# Adobe After Effects VIDEO und MUSIK Problem !?



## Egnti (6. Januar 2012)

Hey , wie kann ich das hinkriegen, dass der Sound/dasLied am Anfang immer Lauter wird.Und am Ende Leiser?

Und beim Video das gleiche , das man es am Anfang langsam einblendet und es nicht direkt gezeigt wird.Und am ende es langsam ausblendet ?
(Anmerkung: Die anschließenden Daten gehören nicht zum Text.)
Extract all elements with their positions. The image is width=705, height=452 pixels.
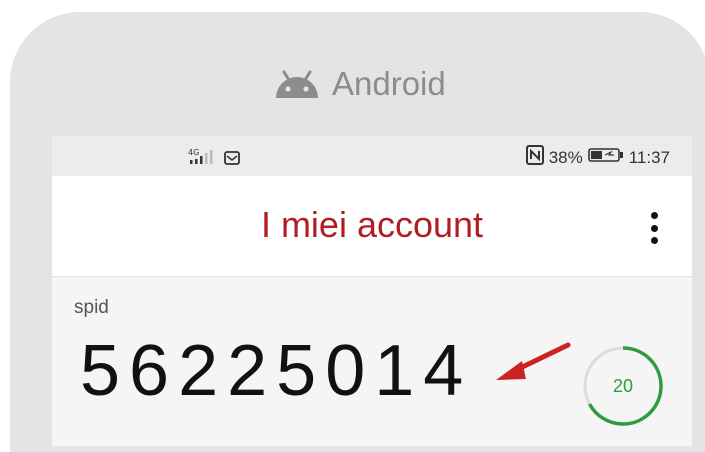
- countdown-timer: 20: [580, 343, 666, 429]
- arrow-annotation-icon: [492, 339, 574, 394]
- clock: 11:37: [628, 147, 670, 167]
- network-type: 4G: [188, 148, 199, 157]
- status-bar: 4G 38% 11:37: [52, 136, 692, 176]
- account-name: spid: [74, 297, 109, 318]
- page-title: I miei account: [260, 204, 484, 245]
- otp-code: 56225014: [80, 331, 473, 411]
- account-card[interactable]: spid 56225014 20: [52, 277, 692, 446]
- menu-dot: [650, 212, 658, 219]
- nfc-icon: [525, 145, 544, 170]
- status-bar-right: 38% 11:37: [525, 145, 670, 170]
- battery-icon: [587, 147, 624, 168]
- app-bar: I miei account: [52, 176, 692, 277]
- message-icon: [224, 150, 240, 170]
- status-bar-left: 4G: [188, 147, 240, 172]
- android-robot-icon: [272, 68, 322, 100]
- device-label: Android: [272, 64, 446, 104]
- more-vert-icon[interactable]: [642, 208, 666, 248]
- signal-icon: 4G: [188, 147, 218, 172]
- timer-seconds: 20: [612, 376, 634, 396]
- phone-screen: 4G 38% 11:37 I miei account spid 5622501…: [52, 136, 692, 446]
- menu-dot: [650, 224, 658, 232]
- menu-dot: [650, 237, 658, 244]
- phone-frame: Android 4G 38% 11:37 I miei account spid…: [10, 12, 705, 452]
- device-label-text: Android: [332, 65, 446, 102]
- battery-percent: 38%: [548, 147, 583, 167]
Finde keine Videos auf Youtube die das zeigen 

Dringend Hilfe gesucht ! 
Danke.


----------



## chmee (9. Januar 2012)

Sowas wird auf Youtube nicht gezeigt, weil es Basics sind. Ich wäre auch schwer verwundert, wenn es ein Youtube-Video gibt, wo gezeigt wird, wie man die Tür beim Auto aufmacht 

*Video:*
Du markierst die Videospur (eher Ebene), klickst T und hast die Spur für Transparenz, machst die Uhr links an (für Keyframes) und setzt eben jene Keyframes für Transparenz=0 (durchsichtig) und =100 (sichtbar).

*Audio:*
gleiches Spiel, nur beim Audiolevel.

Ich muß natürlich fragen, warum Du so etwas simples in AE machst. Kanonen auf Spatzen. Mit Premiere und anderen Schnittprogrammen wirst Du mit Sicherheit schneller am Ziel sein ohne große Konflikte beim Bearbeiten und vor Allem beim Ausspielen.

mfg chmee


----------